Following increased pressure on revenue and the expenditure profile, the Federal Government has finally yielded to domestic and international pressures to remove fuel subsidy.
This is coming as crude oil prices hit a seven-year low with global prices of crude at $36.7 per barrel effectively disrupting Nigeria’s $38 per barrel benchmark for 2016 budget.
The crash has resulted into about N1.45 trillion shortfall in the value of the projected oil output in the international market based on production target increased in the 2016 plan to 2.2 million barrel per day (mbpd), up from actual 1.9 mbpd in 2015.
Speaking at an interactive session with the Senate Committee on Finance and Appropriation were the President’s economic team…Ministers for Budget and National Planning, Udoma Udo Udoma; Finance, Mrs Kemi Adeosun and State for Petroleum Resources ,Ibe Kachikwu; Governor, Central Bank of Nigeria, Godwin Emefiele and Executive Chairman, Federal Inland Revenue Service, FIRS, Babatunde Fowler.
The Minister of Budget and National Planning has urged Nigerians to brace up for tough times ahead because of the negative economic and social issues happening across the globe.
Senator Udoma said that the federal government would cut all frivolous expenditure in the 2016 budget and overheads will be reduced by 7%.
The Central Bank Governor, the Group Managing Director at the Nigeria National Petroleum Commission (NNPC) as well as the Ministers of Finance, were also at the forum to discuss the 2016 Medium Term Expenditure Framework (MTEF) with members of the senate committee.

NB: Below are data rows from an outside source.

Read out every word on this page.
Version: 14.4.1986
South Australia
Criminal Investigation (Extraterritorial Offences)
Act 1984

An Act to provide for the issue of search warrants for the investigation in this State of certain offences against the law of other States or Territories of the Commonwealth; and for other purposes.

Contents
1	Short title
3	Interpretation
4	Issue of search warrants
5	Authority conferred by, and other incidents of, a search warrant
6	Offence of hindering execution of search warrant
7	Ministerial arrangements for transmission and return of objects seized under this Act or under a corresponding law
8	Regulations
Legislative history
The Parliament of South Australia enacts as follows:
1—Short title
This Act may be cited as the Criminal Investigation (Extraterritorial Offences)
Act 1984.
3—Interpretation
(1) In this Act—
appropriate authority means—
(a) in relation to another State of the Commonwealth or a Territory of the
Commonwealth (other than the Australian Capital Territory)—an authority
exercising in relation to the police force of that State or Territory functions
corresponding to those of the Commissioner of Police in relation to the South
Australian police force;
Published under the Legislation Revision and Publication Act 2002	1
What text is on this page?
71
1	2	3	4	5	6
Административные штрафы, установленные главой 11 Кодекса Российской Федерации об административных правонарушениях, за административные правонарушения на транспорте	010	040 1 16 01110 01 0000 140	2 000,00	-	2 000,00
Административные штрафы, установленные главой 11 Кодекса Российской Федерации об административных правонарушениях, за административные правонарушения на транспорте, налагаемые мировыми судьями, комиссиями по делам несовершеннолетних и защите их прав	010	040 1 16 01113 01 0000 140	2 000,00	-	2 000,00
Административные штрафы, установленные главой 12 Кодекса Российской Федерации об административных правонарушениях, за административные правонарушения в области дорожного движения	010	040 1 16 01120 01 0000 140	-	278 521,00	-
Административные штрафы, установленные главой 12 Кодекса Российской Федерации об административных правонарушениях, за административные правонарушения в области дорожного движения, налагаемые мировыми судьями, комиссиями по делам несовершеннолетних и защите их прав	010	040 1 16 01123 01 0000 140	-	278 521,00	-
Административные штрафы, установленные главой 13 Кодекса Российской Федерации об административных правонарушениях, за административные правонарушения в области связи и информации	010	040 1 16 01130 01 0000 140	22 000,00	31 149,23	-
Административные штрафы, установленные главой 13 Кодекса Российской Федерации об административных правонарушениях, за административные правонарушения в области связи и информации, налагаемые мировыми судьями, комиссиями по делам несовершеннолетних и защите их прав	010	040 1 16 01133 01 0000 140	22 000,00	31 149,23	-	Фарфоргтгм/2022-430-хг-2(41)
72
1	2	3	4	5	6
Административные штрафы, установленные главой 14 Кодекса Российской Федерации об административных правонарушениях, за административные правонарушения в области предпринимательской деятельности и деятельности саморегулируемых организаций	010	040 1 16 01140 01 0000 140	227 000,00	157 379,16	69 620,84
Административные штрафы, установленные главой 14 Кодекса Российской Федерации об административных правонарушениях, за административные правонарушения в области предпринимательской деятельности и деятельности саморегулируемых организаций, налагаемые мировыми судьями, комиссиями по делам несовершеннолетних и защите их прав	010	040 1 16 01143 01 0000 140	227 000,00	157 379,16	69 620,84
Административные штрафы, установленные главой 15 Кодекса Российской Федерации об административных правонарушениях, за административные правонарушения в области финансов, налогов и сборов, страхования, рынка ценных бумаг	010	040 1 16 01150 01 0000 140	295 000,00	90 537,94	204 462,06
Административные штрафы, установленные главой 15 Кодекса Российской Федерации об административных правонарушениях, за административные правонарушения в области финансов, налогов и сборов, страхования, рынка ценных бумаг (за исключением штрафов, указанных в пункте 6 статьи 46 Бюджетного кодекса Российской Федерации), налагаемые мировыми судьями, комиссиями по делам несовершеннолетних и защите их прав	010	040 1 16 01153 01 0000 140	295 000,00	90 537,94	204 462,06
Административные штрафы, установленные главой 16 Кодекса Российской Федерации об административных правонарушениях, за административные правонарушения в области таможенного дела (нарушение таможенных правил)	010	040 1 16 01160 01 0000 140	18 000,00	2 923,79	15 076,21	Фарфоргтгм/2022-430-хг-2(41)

The Minister of National Planning explained how the federal government arrived at the indices in the MTEF while the NNPC boss, who is also Minister of State for Petroleum, Dr. Ibe Kachikwu, gave a breakdown of the oil and gas sector, including how much has been spent on petroleum subsidy in 2015.
In the Medium Term Expenditure Framework, the 6.077 trillion naira budget with a revenue target of 3.82 trillion naira, projects a deficit of 2.22 trillion naira and projects that recurrent expenditure would drop from 84% in the 2015 budget to 70% in 2016.
The Minister of Finance, Kemi Adeosun, explained how the federal government plans to cut recurrent expenditure.
She told the joint committee of the National Assembly that expenditure of all MDAs would be strictly monitored to avoid wastes, said government would take steps to ensure that whatever money was being taken from the account of any MDA was done electronically.
The Finance minister, who noted that measures had been put in place to compel revenue generating MDAs to remit all funds they generated to the treasury, said: “The era when an agency generates money and spends 99 per cent of it is over.”
In the proposed framework, capital expenditure of 16% in the 2015 budget was raised to 30% in 2016 but with dwindling oil prices, economic analysts have expressed concern about how government intends to fund the 2016 budget.
The Chairman of the Federal Inland Revenue, Mr Babatunde Fowler, said that one of the strategies which the federal government intends to use is by blocking loopholes and opening up the tax base.
To make the warning real, they disclosed that Federal Government would move fuel price from N87 to N97 per litre in 2016 while removing fuel subsidy, lamenting that excess of N1 trillion has been paid for fuel subsidy in 2015 alone.
2016 budget deficit to increase
With the latest crude oil price development, 2016 budget deficit would increase to about N2.7 trillion from N2.22 trillion, assuming government is able to meet its target of 2.2 mbpd, otherwise the deficit would be much higher.